La fotografía repite mecánicamente lo que nunca más podrá repetirse existencialmente
– Roland Barthes
A Ricardo, a Consuelo, a Laura, a Lucía
Hay mundos no alcanzables por la palabra, ni por el ojo, ni por el pensamiento; consecuencia del vivo fuego de una unificación global: monoimágenes, monopoemas, monovestimentas sobreviven a la despiadada incidencia del sol que les señala como unitario lenguaje en el flujo constante de lo cada-día moderno.
Quedamos sumidos en siglos de frío sueño, comunicando, sin cesar, no lo que ha sido dicho, sino lo que está siendo dicho. Y lo hacemos en perfecto unísono, cuidando que la voz no se distinga de la multitud. Todo esto por circunstancias aparentemente externas que hemos dejado habitar en nuestro recorrido sensible.

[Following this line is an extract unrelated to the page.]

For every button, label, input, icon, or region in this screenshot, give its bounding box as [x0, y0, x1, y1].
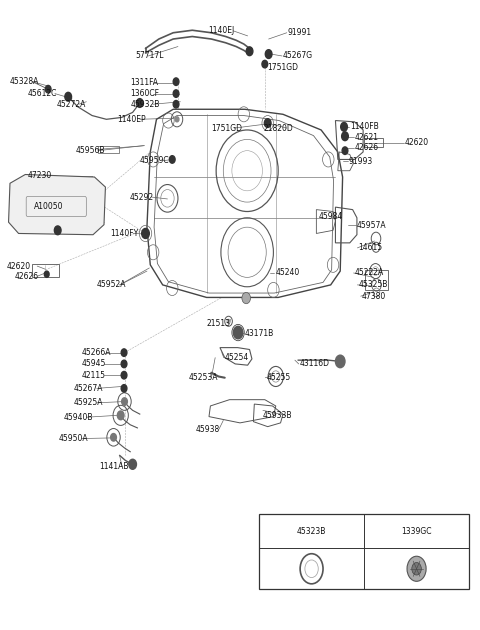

Perdimos relación con referentes en reposo, propios, determinados por lo que nuestra existencia demanda. Existimos en manada, en absolutos, aterrados por las cenizas del sol, por la penumbra, que pueden de algún modo interpelarnos o conmovernos. Sin duda, adormecidos por la calma que brinda los vacíos necesarios para todo espíritu. Formar parte —afuera— de eso que ilusoriamente nos incluye, aunque esa consideración signifique un borramiento del gesto dactilar, y la muerte de imágenes especulares que necesitan valor para ser sostenidas desde el visor que nos separa, como traslúcida placenta del mundo.
No todas las huellas que hallamos en el diálogo con lo que miramos tienen como destino a un cazador. No importa cuán lejos del signo esté, esa interlocución contemplativa puede volvernos hacia la intuición y estimular nuestra apertura a la revelación que nos ofrenda. Lo revelado no puede mostrarse en los espacios abrasados por el escándalo solar si vamos apresurados, sumados a la convención visual del minuto o la tendencia.
Una mirada hace que lo visto se manifieste desde una forma de mirar no racional, ni crítica, que permite a lo visto parecer lo que es, no como objeto, no como concepto, sino como afirmación de su naturaleza.
Aun en este tiempo apresurado, la mirada de Ricardo Jiménez nos deja delante de combustiones apegadas a lo real. Símbolos del camino citadino o rural que son capaces de articular, con quien mira, desde un vocabulario familiar —y posible— para nuestro interior.
Dejamos partir, doloridos, mientras sus imágenes gravitan como una esfera abierta e infinita que ahora está en todas partes. Trueno que decimos trueno, y que adquiere formas que nombramos, anonadados y convencidos, mientras se disuelve en otras representaciones formales y subjetivas delante de nuestros labios balbuceantes. La posibilidad de este instante de razón enmudecida se asemeja a la brevedad del silencioso miedo que sentimos hacia la muerte del cuerpo, con rogativo deseo de inmortalidad.
Lo visto ahora sustenta con fuerza el mundo visible, que sabemos visible desde su mirada piadosa, su mirada dulce. Noches ya no más desapercibidas, ahora en todos los días de lo vivo, como brotes de sustancia y belleza. Hay cosas que no pueden ser vistas con el ojo físico, porque desde la esclerótica, el iris, la pupila, la córnea o la retina no podríamos jamás extraer lo que hay de interior en el afuera. Decir adiós debería interpelarnos a aspirar a esa sencillez, a esa humildad.
Extraño el cuerpo, los ojos y la voz de Ricardo. La manifestación ósea y gestual, acompañada siempre de una pregunta esencial: ¿cómo está la vida?
La vida está acomodando lo que ha quedado desprovisto. La vida está abrazada al infinito recorrido material e inmaterial de lo visto por un hombre que procuró totalidad, para facilitarnos el asombro delante del mundo fenoménico.
Su recorrido nos permite acercarnos a él mismo, como un portador de polen, de algo orgánicamente intacto y original que sabemos «mamá», «árbol», «niño», «caballo», «jardín», «noche».
Habla ahora la superficie de la imagen y se abre un tejido de necesidades y también de respuestas a la carestía más arrolladora. Y en esa imagen, ser viviente, aún —y para siempre—, en la metáfora quieta, nunca más transitoria.
Estaremos en el ahora a punto de ver aquello que está más allá de nombres y formas legibles y conocidas, en su legado de naturaleza cercana, microcosmos y macrocosmos, con la belleza como fin.